Family of circles passing through two given points

Solution 1:

Given two points $A = (x_1, y_1)$ and $B = (x_2, y_2)$, we want to find a circle for which $AB$ is a chord, not necessarily a diameter. Choose $C = (x, y)$ on this circle. Because the inscribed angle $\angle ACB$ is independent of the choice of $C$ (it depends only on the subtended arc), we get an equation $$\frac{CA \cdot CB}{|CA||CB|} = k$$ for some constant $k$.

(When $AB$ is a diameter, $\angle ACB$ is a right angle. Then $k= 0$ and you get the diametric equation for a circle.)

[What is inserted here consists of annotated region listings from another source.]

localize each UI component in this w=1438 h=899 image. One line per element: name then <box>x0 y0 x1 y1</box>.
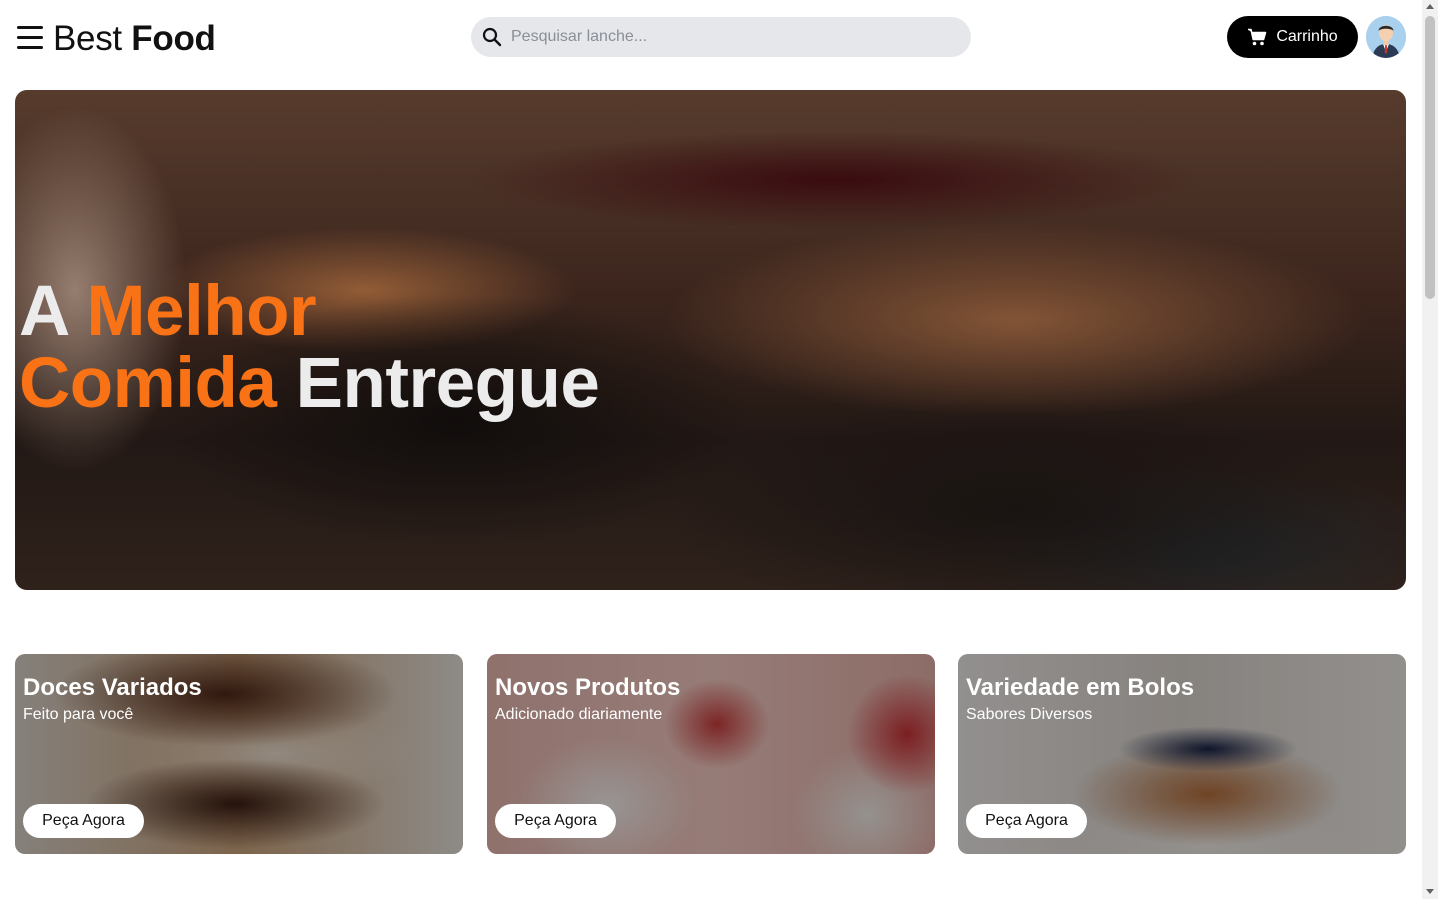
hero-word: A <box>19 272 68 351</box>
logo-text-bold: Food <box>131 19 216 58</box>
top-header: Best Food Carrinho <box>0 0 1422 78</box>
search-input[interactable] <box>511 17 951 57</box>
hero-word-accent: Melhor <box>86 272 317 351</box>
avatar-illustration <box>1366 16 1406 58</box>
cart-button[interactable]: Carrinho <box>1227 16 1358 58</box>
hero-word-accent: Comida <box>19 344 277 423</box>
order-now-button[interactable]: Peça Agora <box>966 804 1087 838</box>
page-scrollbar[interactable] <box>1422 0 1438 899</box>
order-now-button[interactable]: Peça Agora <box>23 804 144 838</box>
logo-text-light: Best <box>53 19 122 58</box>
scrollbar-thumb[interactable] <box>1425 16 1435 299</box>
card-subtitle: Adicionado diariamente <box>495 706 663 723</box>
brand-logo[interactable]: Best Food <box>53 18 216 60</box>
hamburger-menu-icon[interactable] <box>17 25 43 49</box>
scroll-down-arrow-icon[interactable] <box>1426 889 1434 894</box>
user-avatar-icon[interactable] <box>1366 16 1406 58</box>
promo-card-bolos: Variedade em Bolos Sabores Diversos Peça… <box>958 654 1406 854</box>
order-now-button[interactable]: Peça Agora <box>495 804 616 838</box>
cart-label: Carrinho <box>1276 28 1338 45</box>
search-bar <box>471 17 971 57</box>
scroll-up-arrow-icon[interactable] <box>1426 4 1434 9</box>
hero-word: Entregue <box>295 344 600 423</box>
search-icon[interactable] <box>482 27 502 47</box>
card-title: Doces Variados <box>23 674 202 701</box>
card-subtitle: Feito para você <box>23 706 134 723</box>
promo-card-novos-produtos: Novos Produtos Adicionado diariamente Pe… <box>487 654 935 854</box>
hero-title: A Melhor Comida Entregue <box>19 276 600 423</box>
hero-banner: A Melhor Comida Entregue <box>15 90 1406 590</box>
cart-icon <box>1248 28 1267 46</box>
card-subtitle: Sabores Diversos <box>966 706 1093 723</box>
card-title: Variedade em Bolos <box>966 674 1195 701</box>
promo-card-doces: Doces Variados Feito para você Peça Agor… <box>15 654 463 854</box>
card-title: Novos Produtos <box>495 674 681 701</box>
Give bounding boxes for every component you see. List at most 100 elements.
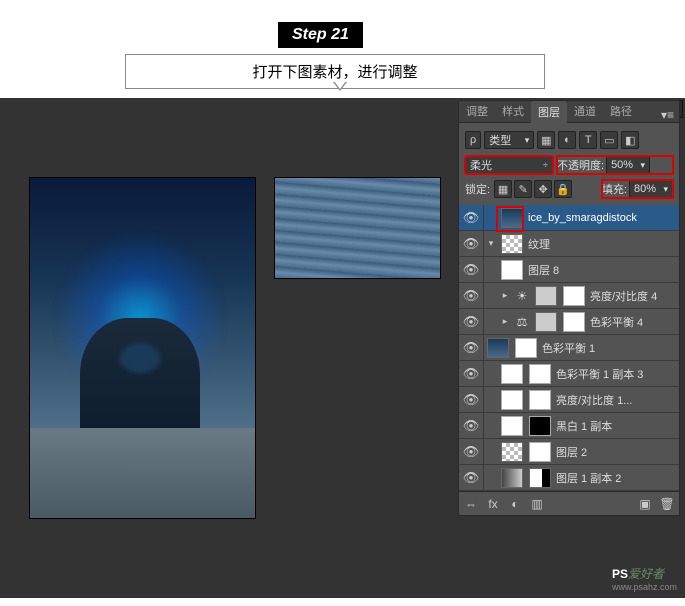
right-panel-stack: 调整 样式 图层 通道 路径 ▾≡ ρ 类型▾ ▦ ◐ T ▭ ◧ bbox=[458, 100, 680, 518]
visibility-eye-icon[interactable]: 👁 bbox=[459, 340, 483, 356]
layer-mask-thumbnail[interactable] bbox=[529, 442, 551, 462]
canvas-document-texture[interactable] bbox=[275, 178, 440, 278]
filter-type-dropdown[interactable]: 类型▾ bbox=[484, 131, 534, 149]
layer-name-label[interactable]: 图层 2 bbox=[554, 444, 679, 460]
new-layer-icon[interactable]: ▣ bbox=[637, 496, 653, 512]
layer-mask-thumbnail[interactable] bbox=[563, 286, 585, 306]
watermark-logo: PS bbox=[612, 567, 628, 581]
layer-thumbnail[interactable] bbox=[487, 338, 509, 358]
layer-mask-thumbnail[interactable] bbox=[529, 416, 551, 436]
trash-icon[interactable]: 🗑 bbox=[659, 496, 675, 512]
group-fold-icon[interactable]: ▾ bbox=[484, 238, 498, 249]
adjustment-icon[interactable]: ▥ bbox=[529, 496, 545, 512]
filter-pixel-icon[interactable]: ▦ bbox=[537, 131, 555, 149]
layers-bottom-bar: ⇔ fx ◐ ▥ ▣ 🗑 bbox=[459, 491, 679, 515]
visibility-eye-icon[interactable]: 👁 bbox=[459, 470, 483, 486]
layer-row[interactable]: 👁▾ 纹理 bbox=[459, 231, 679, 257]
tab-adjustments[interactable]: 调整 bbox=[459, 100, 495, 122]
opacity-input[interactable]: 50% ▾ bbox=[606, 156, 650, 174]
opacity-value: 50% bbox=[611, 159, 633, 171]
panel-menu-icon[interactable]: ▾≡ bbox=[656, 108, 679, 122]
layer-thumbnail[interactable] bbox=[501, 260, 523, 280]
canvas-document-main[interactable] bbox=[30, 178, 255, 518]
lock-icons-group: ▦ ✎ ✥ 🔒 bbox=[494, 180, 572, 198]
fill-input[interactable]: 80% ▾ bbox=[629, 180, 673, 198]
lock-fill-row: 锁定: ▦ ✎ ✥ 🔒 填充: 80% ▾ bbox=[465, 177, 673, 201]
mask-icon[interactable]: ◐ bbox=[507, 496, 523, 512]
lock-pixels-icon[interactable]: ✎ bbox=[514, 180, 532, 198]
layer-name-label[interactable]: 图层 8 bbox=[526, 262, 679, 278]
layer-thumbnail[interactable] bbox=[501, 416, 523, 436]
tab-layers[interactable]: 图层 bbox=[531, 101, 567, 123]
filter-kind-icon[interactable]: ρ bbox=[465, 131, 481, 149]
layer-mask-thumbnail[interactable] bbox=[515, 338, 537, 358]
lock-all-icon[interactable]: 🔒 bbox=[554, 180, 572, 198]
filter-text-icon[interactable]: T bbox=[579, 131, 597, 149]
lock-label: 锁定: bbox=[465, 181, 490, 197]
fx-icon[interactable]: fx bbox=[485, 496, 501, 512]
layer-mask-thumbnail[interactable] bbox=[529, 468, 551, 488]
visibility-eye-icon[interactable]: 👁 bbox=[459, 418, 483, 434]
visibility-eye-icon[interactable]: 👁 bbox=[459, 314, 483, 330]
chevron-down-icon: ▾ bbox=[663, 184, 668, 195]
adjustment-icon: ⚖ bbox=[512, 315, 532, 329]
layer-name-label[interactable]: 色彩平衡 1 bbox=[540, 340, 679, 356]
layer-name-label[interactable]: 亮度/对比度 1... bbox=[554, 392, 679, 408]
lock-position-icon[interactable]: ✥ bbox=[534, 180, 552, 198]
layer-row[interactable]: 👁 色彩平衡 1 副本 3 bbox=[459, 361, 679, 387]
layer-thumbnail[interactable] bbox=[535, 286, 557, 306]
layer-row[interactable]: 👁 图层 2 bbox=[459, 439, 679, 465]
layer-name-label[interactable]: 色彩平衡 4 bbox=[588, 314, 679, 330]
fill-label: 填充: bbox=[602, 181, 627, 197]
layer-name-label[interactable]: 图层 1 副本 2 bbox=[554, 470, 679, 486]
layer-row[interactable]: 👁 图层 1 副本 2 bbox=[459, 465, 679, 491]
visibility-eye-icon[interactable]: 👁 bbox=[459, 444, 483, 460]
layer-mask-thumbnail[interactable] bbox=[529, 364, 551, 384]
blend-mode-dropdown[interactable]: 柔光÷ bbox=[465, 156, 553, 174]
visibility-eye-icon[interactable]: 👁 bbox=[459, 236, 483, 252]
layer-row[interactable]: 👁 色彩平衡 1 bbox=[459, 335, 679, 361]
visibility-eye-icon[interactable]: 👁 bbox=[459, 262, 483, 278]
lock-transparency-icon[interactable]: ▦ bbox=[494, 180, 512, 198]
layer-name-label[interactable]: ice_by_smaragdistock bbox=[526, 212, 679, 224]
watermark: PS爱好者 www.psahz.com bbox=[612, 565, 677, 592]
layer-thumbnail[interactable] bbox=[501, 364, 523, 384]
filter-shape-icon[interactable]: ▭ bbox=[600, 131, 618, 149]
canvas-area bbox=[0, 98, 460, 598]
opacity-label: 不透明度: bbox=[557, 157, 604, 173]
layers-panel: 调整 样式 图层 通道 路径 ▾≡ ρ 类型▾ ▦ ◐ T ▭ ◧ bbox=[458, 100, 680, 516]
layer-row[interactable]: 👁 图层 8 bbox=[459, 257, 679, 283]
tab-styles[interactable]: 样式 bbox=[495, 100, 531, 122]
layer-thumbnail[interactable] bbox=[535, 312, 557, 332]
layer-row[interactable]: 👁▸⚖色彩平衡 4 bbox=[459, 309, 679, 335]
layer-name-label[interactable]: 黑白 1 副本 bbox=[554, 418, 679, 434]
layer-row[interactable]: 👁▸☀亮度/对比度 4 bbox=[459, 283, 679, 309]
step-badge: Step 21 bbox=[278, 22, 363, 48]
visibility-eye-icon[interactable]: 👁 bbox=[459, 392, 483, 408]
layer-row[interactable]: 👁 亮度/对比度 1... bbox=[459, 387, 679, 413]
visibility-eye-icon[interactable]: 👁 bbox=[459, 210, 483, 226]
visibility-eye-icon[interactable]: 👁 bbox=[459, 366, 483, 382]
layer-name-label[interactable]: 色彩平衡 1 副本 3 bbox=[554, 366, 679, 382]
link-layers-icon[interactable]: ⇔ bbox=[463, 496, 479, 512]
layer-name-label[interactable]: 纹理 bbox=[526, 236, 679, 252]
tab-paths[interactable]: 路径 bbox=[603, 100, 639, 122]
chevron-down-icon: ▾ bbox=[641, 160, 646, 171]
fill-value: 80% bbox=[634, 183, 656, 195]
layer-mask-thumbnail[interactable] bbox=[563, 312, 585, 332]
photoshop-window: ▶ 调整 样式 图层 通道 路径 ▾≡ ρ 类型▾ bbox=[0, 98, 685, 598]
layer-mask-thumbnail[interactable] bbox=[529, 390, 551, 410]
layer-thumbnail[interactable] bbox=[501, 208, 523, 228]
layer-row[interactable]: 👁 ice_by_smaragdistock bbox=[459, 205, 679, 231]
layer-row[interactable]: 👁 黑白 1 副本 bbox=[459, 413, 679, 439]
layer-thumbnail[interactable] bbox=[501, 442, 523, 462]
tab-channels[interactable]: 通道 bbox=[567, 100, 603, 122]
filter-adjust-icon[interactable]: ◐ bbox=[558, 131, 576, 149]
visibility-eye-icon[interactable]: 👁 bbox=[459, 288, 483, 304]
layer-thumbnail[interactable] bbox=[501, 234, 523, 254]
layer-name-label[interactable]: 亮度/对比度 4 bbox=[588, 288, 679, 304]
rocks-ground bbox=[30, 428, 255, 518]
filter-smart-icon[interactable]: ◧ bbox=[621, 131, 639, 149]
layer-thumbnail[interactable] bbox=[501, 468, 523, 488]
layer-thumbnail[interactable] bbox=[501, 390, 523, 410]
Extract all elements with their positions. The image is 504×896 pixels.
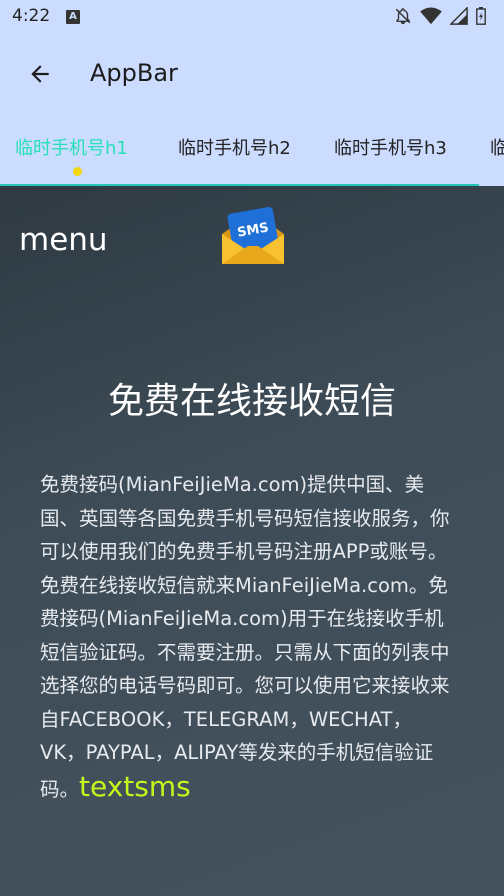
battery-icon [476,7,486,25]
active-tab-dot [73,167,82,176]
tab-h3[interactable]: 临时手机号h3 [334,134,447,160]
tab-h1[interactable]: 临时手机号h1 [15,134,128,160]
back-button[interactable] [20,54,60,94]
status-icons [394,7,486,25]
status-bar: 4:22 A [0,0,504,34]
notifications-off-icon [395,8,411,25]
sms-envelope-icon: SMS [222,206,284,264]
headline: 免费在线接收短信 [107,381,396,422]
menu-label[interactable]: menu [19,222,108,258]
page-title: AppBar [90,59,178,87]
arrow-back-icon [31,65,49,83]
tab-h2[interactable]: 临时手机号h2 [178,134,291,160]
status-time: 4:22 [12,6,51,26]
signal-icon [450,7,468,25]
top-header: 4:22 A AppBar 临时手机号h1 临时手机号h2 临时手机号h3 临 [0,0,504,186]
content-area: menu SMS 免费在线接收短信 免费接码(MianFeiJieMa.com)… [0,186,504,896]
wifi-icon [420,7,442,25]
a-badge-icon: A [66,10,80,24]
description-paragraph: 免费接码(MianFeiJieMa.com)提供中国、美国、英国等各国免费手机号… [40,468,454,806]
app-bar: AppBar [0,40,504,108]
tab-bar: 临时手机号h1 临时手机号h2 临时手机号h3 临时手机号h4 [0,120,504,186]
textsms-label: textsms [79,769,191,803]
description-text: 免费接码(MianFeiJieMa.com)提供中国、美国、英国等各国免费手机号… [40,473,450,801]
tab-h4[interactable]: 临时手机号h4 [490,134,504,160]
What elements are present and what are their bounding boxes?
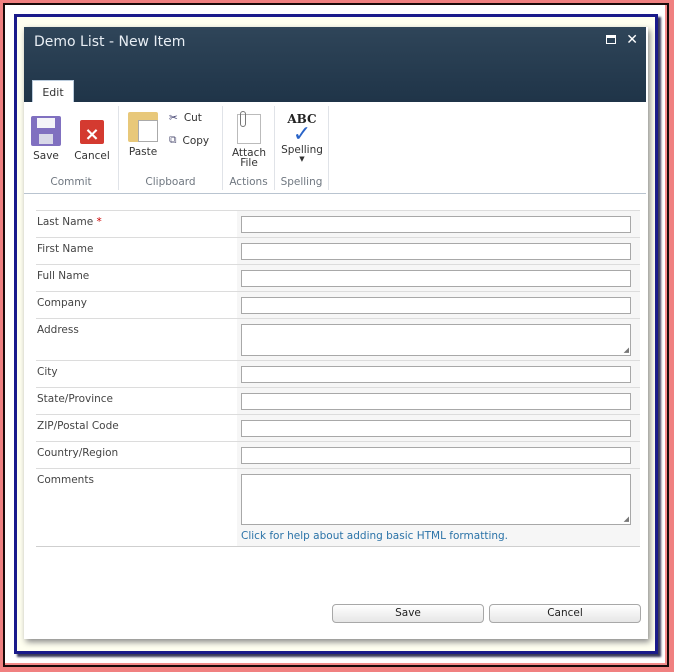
field-label: Country/Region [37,447,119,459]
attach-label-line2: File [240,157,258,169]
field-label: Last Name * [37,216,102,228]
field-label: ZIP/Postal Code [37,420,119,432]
cancel-icon: × [80,120,104,145]
cancel-button[interactable]: Cancel [489,604,641,623]
save-button[interactable]: Save [332,604,484,623]
form-row-last-name: Last Name * [36,210,640,237]
form-row-first-name: First Name [36,237,640,264]
ribbon-cancel-label: Cancel [74,150,110,162]
ribbon-attach-file-button[interactable]: Attach File [229,111,269,169]
ribbon-group-commit: Save × Cancel Commit [24,106,119,190]
dialog-title: Demo List - New Item [34,34,186,50]
ribbon-group-clipboard: Paste ✂ Cut ⧉ Copy Clipboard [119,106,223,190]
ribbon-spelling-button[interactable]: ABC ✓ Spelling ▼ [279,112,325,163]
last-name-input[interactable] [241,216,631,233]
field-label: First Name [37,243,94,255]
full-name-input[interactable] [241,270,631,287]
zip-postal-code-input[interactable] [241,420,631,437]
maximize-icon[interactable] [606,35,617,44]
form-row-company: Company [36,291,640,318]
dialog-titlebar: Demo List - New Item ✕ Edit [24,27,646,103]
form-divider [36,546,640,547]
comments-textarea[interactable]: ◢ [241,474,631,525]
field-label: Full Name [37,270,90,282]
required-marker: * [96,216,102,228]
ribbon-group-spelling: ABC ✓ Spelling ▼ Spelling [275,106,329,190]
form-row-address: Address ◢ [36,318,640,360]
ribbon-copy-button[interactable]: ⧉ Copy [169,134,209,147]
resize-grip-icon[interactable]: ◢ [624,515,629,523]
form-row-state: State/Province [36,387,640,414]
tab-edit[interactable]: Edit [32,80,74,103]
form-row-comments: Comments ◢ Click for help about adding b… [36,468,640,546]
ribbon-save-label: Save [33,150,59,162]
city-input[interactable] [241,366,631,383]
scissors-icon: ✂ [169,112,178,124]
state-province-input[interactable] [241,393,631,410]
ribbon-cancel-button[interactable]: × Cancel [72,116,112,162]
attach-file-icon [237,111,261,144]
address-textarea[interactable]: ◢ [241,324,631,356]
paste-icon [128,112,158,142]
ribbon-cut-button[interactable]: ✂ Cut [169,112,202,124]
field-label: Address [37,324,79,336]
save-icon [31,116,61,146]
ribbon-paste-button[interactable]: Paste [125,112,161,158]
close-icon[interactable]: ✕ [626,33,638,47]
new-item-dialog: Demo List - New Item ✕ Edit Save × Cance… [24,27,648,639]
copy-icon: ⧉ [169,134,177,146]
actions-group-label: Actions [229,176,268,188]
commit-group-label: Commit [50,176,92,188]
field-label: State/Province [37,393,114,405]
cut-label: Cut [183,112,202,124]
form-row-city: City [36,360,640,387]
ribbon: Save × Cancel Commit Paste ✂ Cut ⧉ Copy … [24,102,646,194]
copy-label: Copy [182,134,210,147]
item-form: Last Name * First Name Full Name Company… [36,210,640,547]
form-row-zip: ZIP/Postal Code [36,414,640,441]
spelling-check-icon: ✓ [292,122,312,147]
dropdown-arrow-icon: ▼ [299,155,305,163]
country-region-input[interactable] [241,447,631,464]
ribbon-group-actions: Attach File Actions [223,106,275,190]
ribbon-save-button[interactable]: Save [30,116,62,162]
field-label: Comments [37,474,94,486]
resize-grip-icon[interactable]: ◢ [624,346,629,354]
form-row-full-name: Full Name [36,264,640,291]
field-label: City [37,366,58,378]
form-row-country: Country/Region [36,441,640,468]
spelling-group-label: Spelling [280,176,323,188]
paste-label: Paste [128,146,158,158]
html-formatting-help-link[interactable]: Click for help about adding basic HTML f… [241,530,636,542]
first-name-input[interactable] [241,243,631,260]
clipboard-group-label: Clipboard [145,176,196,188]
company-input[interactable] [241,297,631,314]
field-label: Company [37,297,87,309]
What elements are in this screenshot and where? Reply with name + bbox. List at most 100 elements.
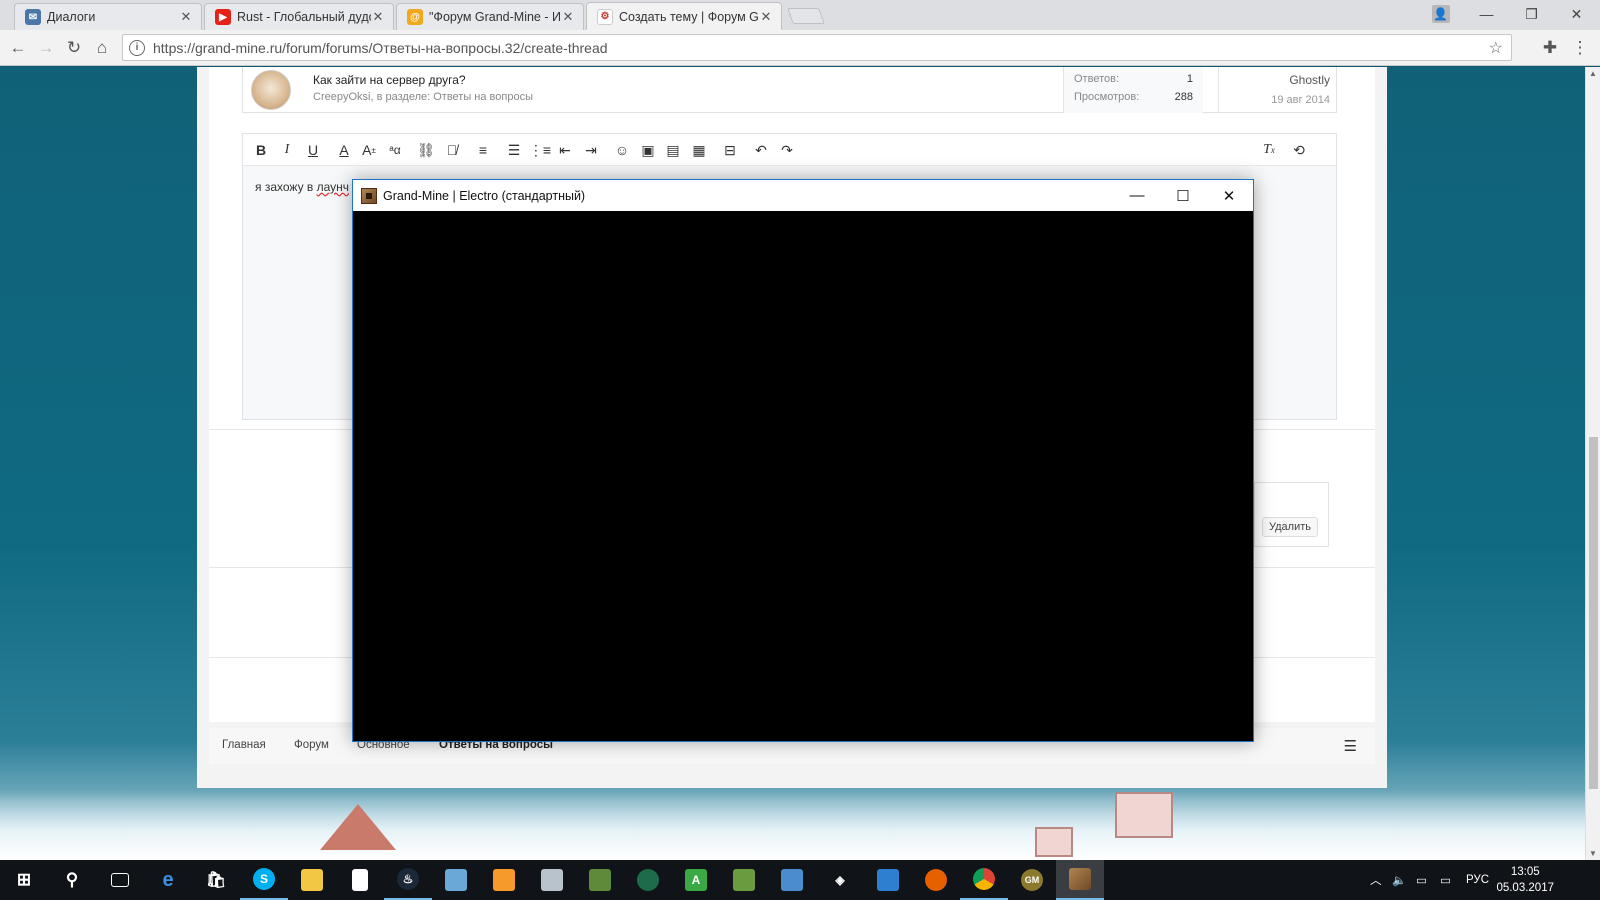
- extensions-icon[interactable]: ✚: [1538, 36, 1562, 60]
- italic-button[interactable]: I: [277, 140, 297, 160]
- text-color-button[interactable]: A: [334, 140, 354, 160]
- scroll-thumb[interactable]: [1589, 437, 1598, 789]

In any case, we get $$(x_1 - x)(x_2 - x) + (y_1 - y)(y_2 - y) = k|CA||CB|.$$

Here's where my argument gets somewhat inelegant, but I think it still works:

Note that $\frac12|CA||CB|\sin(\angle ACB)$ is the area of $\Delta ABC$. Moreover, the determinant in the equation is the volume of a tetrahedron with base $\Delta ABC$ and height $1$, i.e. $1/3$ of the area of $\Delta ABC$. Since $\sin(\angle ACB)$ is a constant depending only on the circle, you can now solve for the $\lambda$ to get the third parameter.